Published online by Cambridge University Press:  04 February 2010

Samuel David Epstein
Affiliation:
Department of Linguistics, Harvard University, Cambridge, MA 02138. epstein@fas.harvard.edu
Suzanne Flynn
Affiliation:
Department of Foreign Languages and Literatures, Linguistics and Philosophy, Massachusetts Institute of Technology, Cambridge, MA 02139. sflynn@mit.edu
Gita Martohardjono
Affiliation:
Department of Linguistics, Queens College and the Graduate Center, City University of New York, Flushing, NY 11367. qmaqcaqcuni@.acc.qc.edu

Abstract

The target article advanced the null, unified and widely misinterpreted generative hypothesis regarding second language (L2) acquisition.

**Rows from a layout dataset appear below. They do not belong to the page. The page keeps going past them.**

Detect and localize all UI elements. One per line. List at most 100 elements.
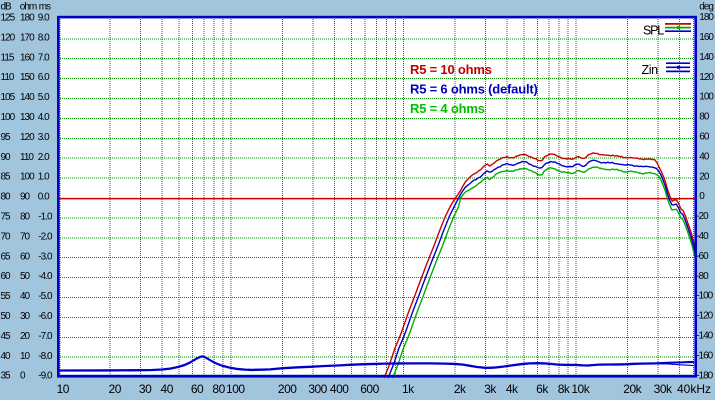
svg-text:80: 80 (1, 192, 12, 203)
svg-text:-140: -140 (696, 331, 713, 342)
svg-text:40: 40 (20, 291, 31, 302)
svg-text:120: 120 (20, 132, 35, 143)
svg-text:160: 160 (699, 32, 714, 43)
svg-text:100: 100 (226, 382, 245, 396)
svg-text:20: 20 (699, 171, 710, 182)
svg-text:50: 50 (20, 271, 31, 282)
svg-text:115: 115 (1, 52, 15, 63)
svg-text:75: 75 (1, 212, 12, 223)
svg-text:7.0: 7.0 (38, 52, 50, 63)
svg-text:180: 180 (699, 12, 714, 23)
svg-text:-7.0: -7.0 (38, 331, 53, 342)
svg-text:100: 100 (699, 92, 714, 103)
svg-text:160: 160 (20, 52, 35, 63)
svg-text:20k: 20k (623, 382, 642, 396)
svg-text:400: 400 (330, 382, 349, 396)
svg-text:ohm: ohm (20, 1, 37, 12)
svg-text:deg: deg (699, 1, 713, 12)
svg-text:1k: 1k (402, 382, 415, 396)
svg-text:5.0: 5.0 (38, 92, 50, 103)
svg-text:10: 10 (20, 351, 31, 362)
svg-text:55: 55 (1, 291, 12, 302)
svg-text:30: 30 (20, 311, 31, 322)
svg-text:105: 105 (1, 92, 16, 103)
svg-text:R5 = 4 ohms: R5 = 4 ohms (410, 101, 485, 116)
svg-text:-20: -20 (696, 211, 709, 222)
svg-text:R5 = 10 ohms: R5 = 10 ohms (410, 62, 492, 77)
svg-text:9.0: 9.0 (38, 13, 50, 24)
svg-text:0: 0 (699, 191, 705, 202)
svg-text:8k: 8k (558, 382, 571, 396)
svg-text:40: 40 (1, 351, 12, 362)
svg-text:2.0: 2.0 (38, 152, 50, 163)
svg-text:-8.0: -8.0 (38, 351, 53, 362)
svg-text:110: 110 (1, 72, 15, 83)
svg-text:60: 60 (699, 132, 710, 143)
svg-text:130: 130 (20, 112, 35, 123)
svg-text:3.0: 3.0 (38, 132, 50, 143)
svg-text:80: 80 (699, 112, 710, 123)
svg-text:90: 90 (20, 192, 31, 203)
svg-text:100: 100 (1, 112, 16, 123)
svg-text:4k: 4k (506, 382, 519, 396)
svg-text:Zin: Zin (642, 63, 659, 77)
svg-text:-160: -160 (696, 350, 713, 361)
svg-text:0.0: 0.0 (38, 192, 50, 203)
svg-text:20: 20 (20, 331, 31, 342)
svg-text:-100: -100 (696, 291, 713, 302)
svg-text:20: 20 (109, 382, 122, 396)
svg-text:8.0: 8.0 (38, 32, 50, 43)
svg-text:-5.0: -5.0 (38, 291, 53, 302)
svg-text:85: 85 (1, 172, 12, 183)
svg-text:SPL: SPL (643, 24, 664, 38)
svg-text:60: 60 (191, 382, 204, 396)
svg-text:30: 30 (139, 382, 152, 396)
svg-text:4.0: 4.0 (38, 112, 50, 123)
svg-text:-1.0: -1.0 (38, 212, 53, 223)
svg-text:200: 200 (278, 382, 297, 396)
svg-text:180: 180 (20, 13, 35, 24)
svg-text:35: 35 (1, 371, 12, 382)
svg-text:70: 70 (1, 231, 12, 242)
svg-text:1.0: 1.0 (38, 172, 50, 183)
svg-text:80: 80 (20, 212, 31, 223)
svg-text:-4.0: -4.0 (38, 271, 53, 282)
svg-text:3k: 3k (484, 382, 497, 396)
svg-text:-3.0: -3.0 (38, 251, 53, 262)
svg-text:170: 170 (20, 32, 35, 43)
svg-text:2k: 2k (454, 382, 467, 396)
svg-text:-9.0: -9.0 (38, 371, 53, 382)
svg-text:90: 90 (1, 152, 12, 163)
svg-text:-180: -180 (696, 370, 713, 381)
svg-text:60: 60 (20, 251, 31, 262)
svg-text:140: 140 (20, 92, 35, 103)
svg-text:-120: -120 (696, 311, 713, 322)
svg-text:6k: 6k (536, 382, 549, 396)
svg-text:50: 50 (1, 311, 12, 322)
svg-text:30k: 30k (654, 382, 673, 396)
svg-text:95: 95 (1, 132, 12, 143)
svg-text:40: 40 (161, 382, 174, 396)
svg-text:125: 125 (1, 13, 16, 24)
svg-text:-60: -60 (696, 251, 709, 262)
svg-text:600: 600 (360, 382, 379, 396)
svg-text:60: 60 (1, 271, 12, 282)
svg-text:0: 0 (20, 371, 26, 382)
svg-text:40kHz: 40kHz (677, 382, 711, 396)
svg-text:-80: -80 (696, 271, 709, 282)
svg-text:70: 70 (20, 231, 31, 242)
svg-text:65: 65 (1, 251, 12, 262)
svg-text:140: 140 (699, 52, 714, 63)
svg-text:150: 150 (20, 72, 35, 83)
svg-text:300: 300 (308, 382, 327, 396)
svg-text:45: 45 (1, 331, 12, 342)
svg-text:6.0: 6.0 (38, 72, 50, 83)
svg-text:ms: ms (39, 1, 51, 12)
svg-text:120: 120 (699, 72, 714, 83)
svg-text:R5 = 6 ohms (default): R5 = 6 ohms (default) (410, 82, 538, 97)
svg-text:110: 110 (20, 152, 34, 163)
svg-text:80: 80 (212, 382, 225, 396)
svg-text:40: 40 (699, 151, 710, 162)
svg-text:dB: dB (1, 1, 13, 12)
svg-text:120: 120 (1, 32, 16, 43)
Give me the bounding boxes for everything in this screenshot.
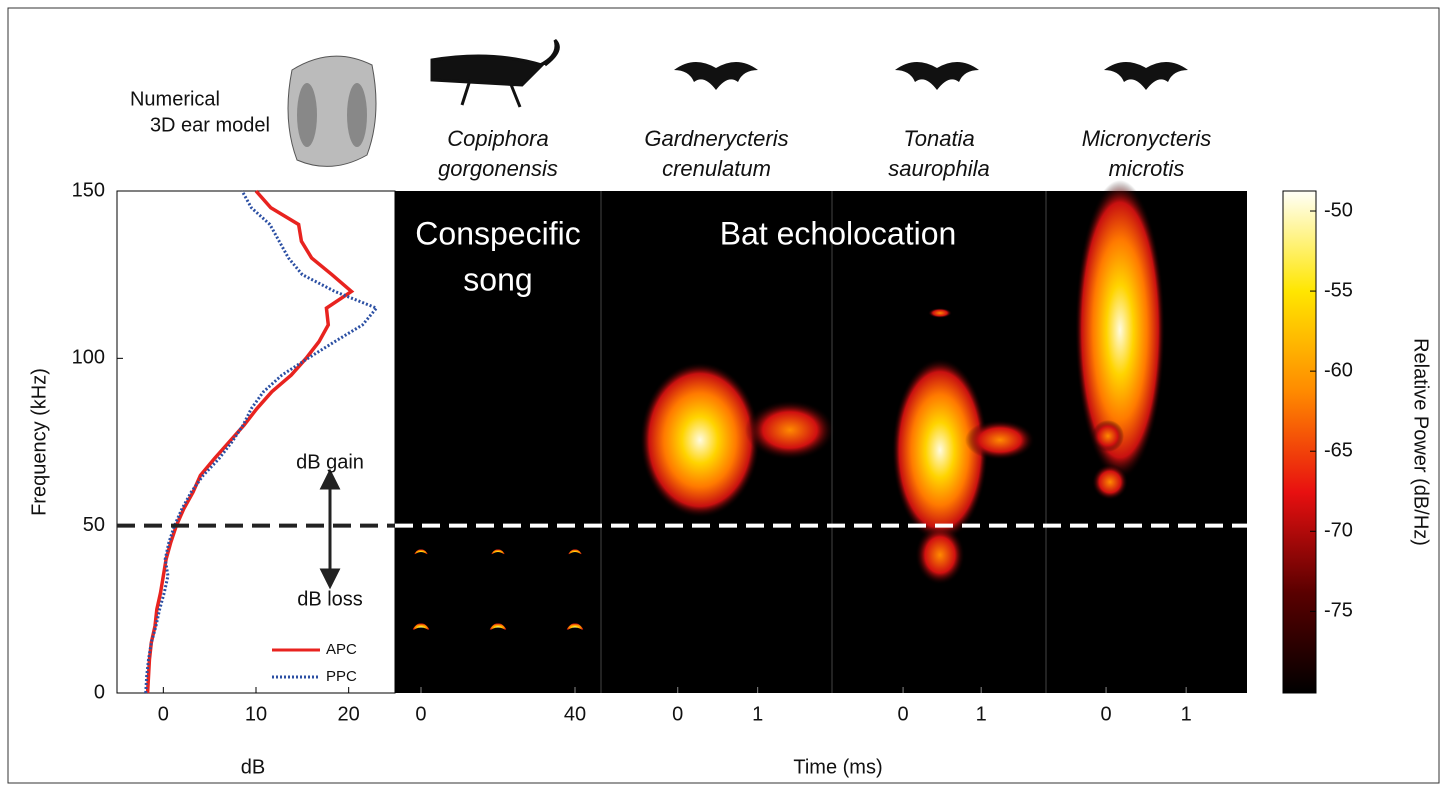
y-tick-label: 100: [72, 347, 105, 369]
species-label: Micronycteris: [1082, 126, 1212, 151]
colorbar-tick-label: -50: [1324, 199, 1353, 221]
colorbar-tick-label: -75: [1324, 600, 1353, 622]
spectrogram-blobs: [411, 180, 1165, 632]
species-label: microtis: [1109, 156, 1185, 181]
panel-separators: [600, 191, 1047, 693]
species-label: Copiphora: [447, 126, 549, 151]
frame: [7, 7, 1440, 784]
species-label: gorgonensis: [438, 156, 558, 181]
species-label: saurophila: [888, 156, 990, 181]
y-tick-label: 0: [94, 681, 105, 703]
x-tick-label: 0: [898, 703, 909, 725]
legend-label: PPC: [326, 668, 357, 685]
model-label: 3D ear model: [150, 114, 270, 136]
colorbar-tick-label: -60: [1324, 359, 1353, 381]
model-label: Numerical: [130, 88, 220, 110]
colorbar-tick-label: -70: [1324, 520, 1353, 542]
x-tick-label: 0: [158, 703, 169, 725]
x-axis-label: dB: [241, 756, 265, 778]
x-tick-label: 0: [672, 703, 683, 725]
colorbar-label: Relative Power (dB/Hz): [1410, 338, 1432, 546]
group-label: Bat echolocation: [720, 215, 957, 251]
species-label: Tonatia: [903, 126, 974, 151]
species-label: crenulatum: [662, 156, 771, 181]
x-tick-label: 20: [338, 703, 360, 725]
species-label: Gardnerycteris: [644, 126, 788, 151]
group-label: Conspecific: [415, 215, 580, 251]
x-tick-label: 10: [245, 703, 267, 725]
y-tick-label: 50: [83, 514, 105, 536]
x-tick-label: 1: [1181, 703, 1192, 725]
series-line: [144, 190, 379, 694]
colorbar-tick-label: -65: [1324, 439, 1353, 461]
loss-label: dB loss: [297, 588, 363, 610]
colorbar-tick-label: -55: [1324, 279, 1353, 301]
legend-label: APC: [326, 641, 357, 658]
x-tick-label: 1: [752, 703, 763, 725]
y-tick-label: 150: [72, 179, 105, 201]
x-axis-label: Time (ms): [793, 756, 882, 778]
gain-label: dB gain: [296, 451, 364, 473]
series-line: [145, 189, 355, 694]
x-tick-label: 1: [976, 703, 987, 725]
arrows: [319, 468, 341, 590]
header-icons: [287, 38, 1188, 167]
group-label: song: [463, 261, 532, 297]
x-tick-label: 0: [415, 703, 426, 725]
x-tick-label: 0: [1100, 703, 1111, 725]
y-axis-label: Frequency (kHz): [28, 368, 50, 516]
colorbar: [1282, 190, 1317, 694]
x-tick-label: 40: [564, 703, 586, 725]
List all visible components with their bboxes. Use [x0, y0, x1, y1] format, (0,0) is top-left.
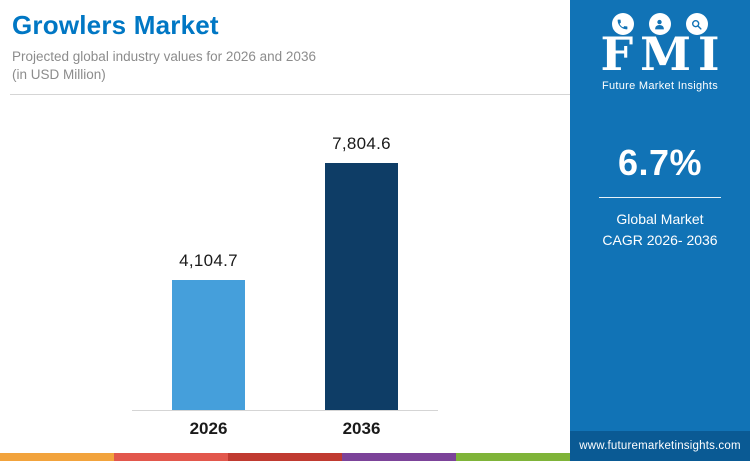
strip-segment	[228, 453, 342, 461]
cagr-stat: 6.7% Global Market CAGR 2026- 2036	[599, 142, 721, 251]
header-divider	[10, 94, 570, 96]
strip-segment	[0, 453, 114, 461]
x-axis-labels: 2026 2036	[0, 419, 570, 439]
bar-group-2036: 7,804.6	[325, 134, 398, 411]
strip-segment	[114, 453, 228, 461]
cagr-value: 6.7%	[617, 142, 703, 184]
x-axis-line	[132, 410, 438, 412]
chart-subtitle: Projected global industry values for 202…	[12, 48, 570, 84]
chart-area: Growlers Market Projected global industr…	[0, 0, 570, 461]
cagr-label-line2: CAGR 2026- 2036	[602, 232, 718, 249]
chart-subtitle-line1: Projected global industry values for 202…	[12, 49, 316, 64]
search-icon	[685, 13, 708, 35]
person-icon	[648, 13, 671, 35]
cagr-label-line1: Global Market	[616, 211, 704, 228]
x-axis-label-2036: 2036	[342, 419, 381, 439]
page-title: Growlers Market	[12, 10, 219, 40]
strip-segment	[342, 453, 456, 461]
strip-segment	[456, 453, 570, 461]
bar-2026	[172, 280, 245, 411]
chart-subtitle-line2: (in USD Million)	[12, 67, 106, 83]
bar-value-2036: 7,804.6	[332, 134, 391, 154]
x-axis-label-2026: 2026	[189, 419, 228, 439]
logo-text: FMI	[600, 27, 727, 81]
logo-icons	[593, 13, 726, 35]
bar-value-2026: 4,104.7	[179, 251, 238, 271]
phone-icon	[611, 13, 634, 35]
header: Growlers Market Projected global industr…	[0, 0, 570, 84]
bar-chart: 4,104.7 7,804.6	[0, 123, 570, 411]
website-url: www.futuremarketinsights.com	[570, 431, 750, 461]
cagr-label: Global Market CAGR 2026- 2036	[599, 209, 721, 251]
brand-color-strip	[0, 453, 570, 461]
side-panel: FMI Future Market Insights 6.7% Global M…	[570, 0, 750, 461]
bar-group-2026: 4,104.7	[172, 251, 245, 411]
stat-divider	[599, 197, 721, 199]
fmi-logo: FMI Future Market Insights	[593, 13, 726, 92]
website-url-text: www.futuremarketinsights.com	[579, 440, 741, 452]
logo-subtext: Future Market Insights	[601, 80, 718, 93]
bar-2036	[325, 163, 398, 411]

Postulating that UG (Universal Grammar) constrains L2 knowledge growth does not entail identical developmental trajectories for L2 and first language (LI) acquisition; nor does it preclude a role for the L1. In embracing this hypothesis, we maintain a distinction between competence and performance. Those who conflate the two repeat fundamental and by no means unprecedented misconstruals of the generative enterprise, and more specifically, of the empirical content of the null hypothesis regarding L2 linguistic knowledge growth. We hope to have identified certain common goals, the adoption of which might constitute a firm foundation for continued productive interdisciplinary development of contemporary theoretical and experimental L2 acquisition research.